Ten Types of Interview Questions to Avoid

By Team Hireology,
August 22, 2014

Have you ever been asked a question that made you question the person with whom you were talking to?


Let’s assume you said yes. More often than not, asking a confusing question will defeat its purpose, especially during an interview. Whether or not you’re looking for a specific response, a puzzling question can have a negative effect on both people in the conversation. They might think you’re odd and in return, that may reflect poorly on you-potentially ruining the entire interview.

Interview questions are meant to help give you a better understanding of the candidate, how qualified that person is and what he or she’s personality is like. It’s a simple process that shouldn’t be over-analyzed.

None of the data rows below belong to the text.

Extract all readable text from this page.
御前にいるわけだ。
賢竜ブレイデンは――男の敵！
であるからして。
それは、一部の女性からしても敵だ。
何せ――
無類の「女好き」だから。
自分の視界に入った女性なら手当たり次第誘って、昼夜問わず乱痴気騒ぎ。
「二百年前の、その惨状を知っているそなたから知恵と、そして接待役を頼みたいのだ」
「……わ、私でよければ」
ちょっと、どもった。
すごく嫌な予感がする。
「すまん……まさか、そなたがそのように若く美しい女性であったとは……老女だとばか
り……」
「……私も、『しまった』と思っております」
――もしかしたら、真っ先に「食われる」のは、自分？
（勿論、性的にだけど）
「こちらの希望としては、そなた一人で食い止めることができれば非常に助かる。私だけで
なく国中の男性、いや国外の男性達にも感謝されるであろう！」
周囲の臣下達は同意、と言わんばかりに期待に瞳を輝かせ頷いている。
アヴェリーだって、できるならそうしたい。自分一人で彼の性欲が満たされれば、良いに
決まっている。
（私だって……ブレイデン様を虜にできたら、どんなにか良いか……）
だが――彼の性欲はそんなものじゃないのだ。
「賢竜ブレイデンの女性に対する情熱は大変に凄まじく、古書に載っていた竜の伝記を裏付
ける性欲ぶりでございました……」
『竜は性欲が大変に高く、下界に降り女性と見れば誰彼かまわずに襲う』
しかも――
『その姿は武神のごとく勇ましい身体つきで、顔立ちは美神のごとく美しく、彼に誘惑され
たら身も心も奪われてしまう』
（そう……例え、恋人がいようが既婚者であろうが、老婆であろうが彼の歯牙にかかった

Off-the-wall questions do not only create a negative outlook from the candidate’s perspective, they also can offend a candidate or make that person feel less intelligent.

They Asked What!?

In order to avoid a bad interview, here some types of questions that you should steer clear from asking a candidate: 

  •       Do your parents view your career and aspirations as a failure?
  •       If you were stuck in a broken-down car in the middle of nowhere with a cellphone that had no dial tone, how would you go about fixing it?
  •       What do you think it would cost to rent out Madison Square Garden for a night?
  •       Do you currently have a significant other?
  •       If you could be a vegetable, what kind would you be and why?
  •       Would you consider yourself a taxi or limo person?
  •       If you were dead, what would your family and friends say about you at your funeral?
  •       If you saw a person steal a dime, would you report it to the police?
  •       How many tennis balls can fit in a dump truck? 
  •       Are you a Democrat or Republican?

Obviously, these questions are ridiculous. Even if you’re trying to evaluate a candidate’s response to an analytical question, you can still do so without wording a question as some of the aforementioned examples.

Keeping interviews simple and conversational is typically the best routine with a strong success rate. It also helps make the candidate feel more comfortable, which will most likely give you and your company a better reputation when it comes to conducting interviews.